Se han dejado los ahorros de décadas, incluso a veces los de sus propios padres en una casita junto a un bosque que hoy ya nadie quiere ni mirar. En los bares, el bullicio de los veraneantes se ha evaporado. En muchos de ellos, sólo moscas y calor, caldo de cultivo espléndido para controversias que agrietan el ambiente… que si no llegaron a tiempo los medios, que si no tenían que haberles evacuado, que si no hay política forestal y el monte lleva años sin limpiarse, que si los recortes…
Cualquier polémica queda atrás cuando sigues por las carreteras… entre señales de tráfico, fundidas ya. En unas, entrevés aún una cámara de fotos invitando a detenerte en el mirador para contemplar un paraje pintoresco. Ni mirador ni paisaje ya. En otras, un pictograma ahumado de un árbol con unas mesas bajo, te animan a comer a su sombra.
Ni árboles, ni mesas de madera… Y junto al embalse de Forata las llamas han arrugado el cartel plastificado de “peligro: mejillón cebra!”. Como si fuera el pirómano.
La mayor tragedia es que ahora nos olvidemos de estas buenas gentes, que no seamos capaces de poner sobre la mesa toda nuestra capacidad emprendedora y creativa, no ya de valencianos, sino de cristianos. ¿No sabemos cómo? Allá van unas ideas.
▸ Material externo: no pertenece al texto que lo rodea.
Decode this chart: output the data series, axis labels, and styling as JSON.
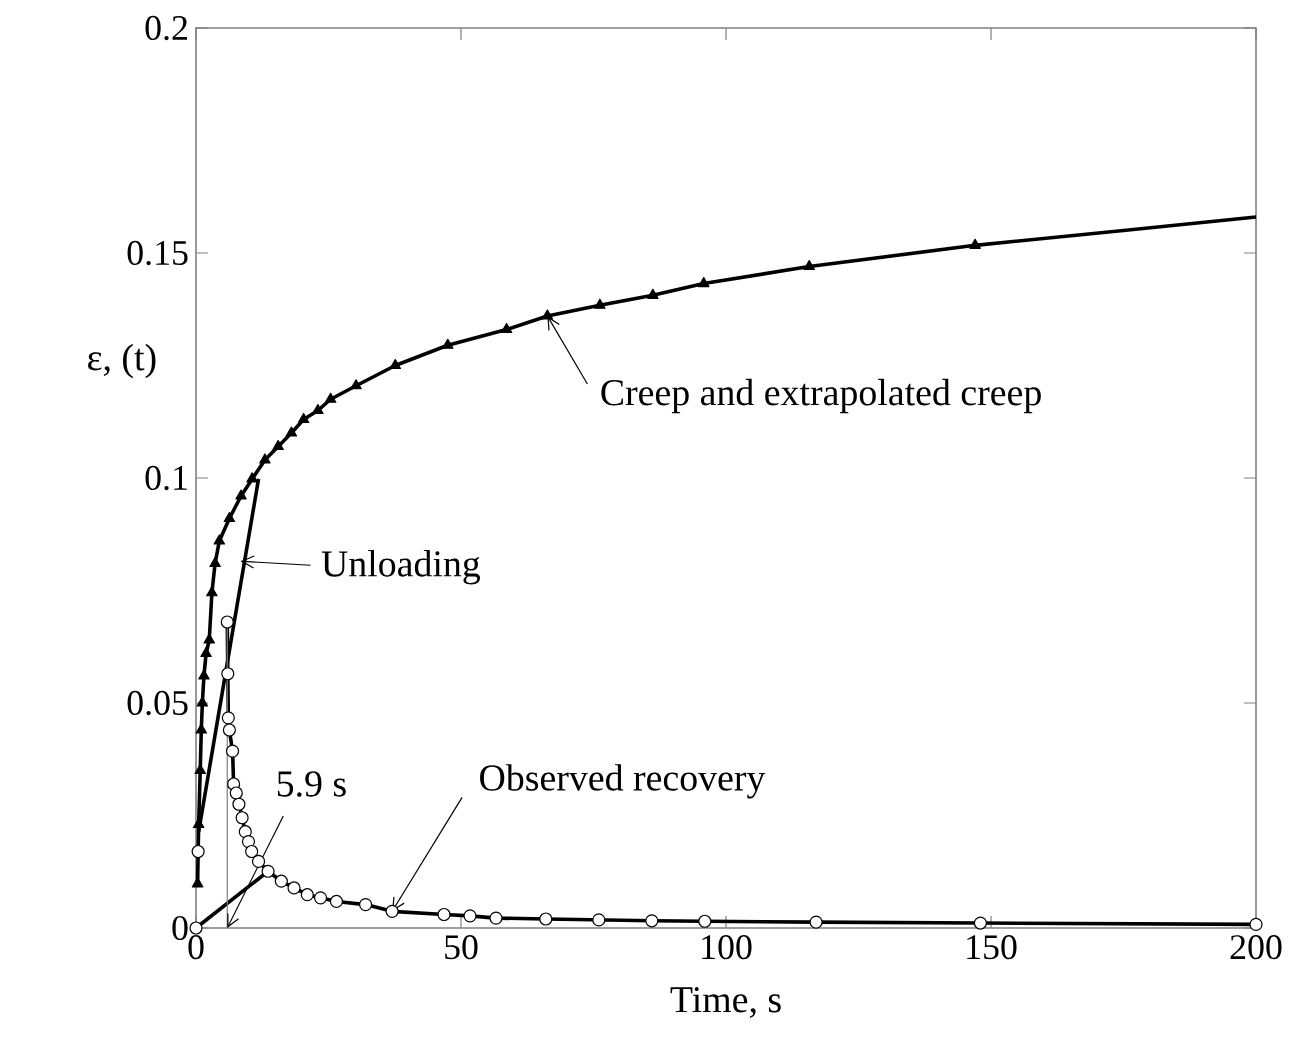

Organizar en parroquias, colegios, entidades juveniles, asociaciones religiosas, hermandades, cofradías, movimientos de laicos… excursiones solidarias e incluso actos propios que tengan como escenario precisamente, los pueblos que han sido víctimas. ¿Por qué no podemos desviar algunas de nuestras reuniones, encuentros, de juniors, scouts, de iuvenes… en la ciudad de Valencia a locales en Dos Aguas, Cortes de Pallás, Alcublas, o Villar del Arzobispo?, ¿por qué no preparar asambleas de profesores o maestros en Alcublas? o ¿por qué no un encuentro de catequistas en Real de Montroi?, ¿por qué no podemos planificar una agenda para todo el curso de desplazamientos a esos y otros lugares del incendio en nuestra parroquia, colegio, universidad o familia? Aunque sólo sea para escuchar a sus vecinos, mostrar nuestra cercanía, comprar algún detalle en sus tiendas, almorzar, comer y, al final, participar en una misa en la parroquia o ermita del pueblo afectado, o en el rezo de un rosario como el de la Cueva Santa de Altura, que se ha salvado in extremis.
Desde el turismo se lanzan cada día más “rutas”, la ruta del vino, la ruta de los monasterios, la ruta del agua, incluso la ruta del tapeo… Pues bien, desde la caridad y desde la fe en que el fuego no tiene la última palabra, sino el Creador, ¿por qué no lanzar una “Ruta de la esperanza”, en la que a modo de ruta turística podamos promover la ayuda a estos lugares visitando a sus gentes, animándolas y apoyándolas? Los atractivos no serán los paisajes, cierto, al menos durante unos años, sino algo que nos va a asombrar mucho más: La capacidad del hombre por salir adelante, con ayuda de Dios… y un poco también con la nuestra.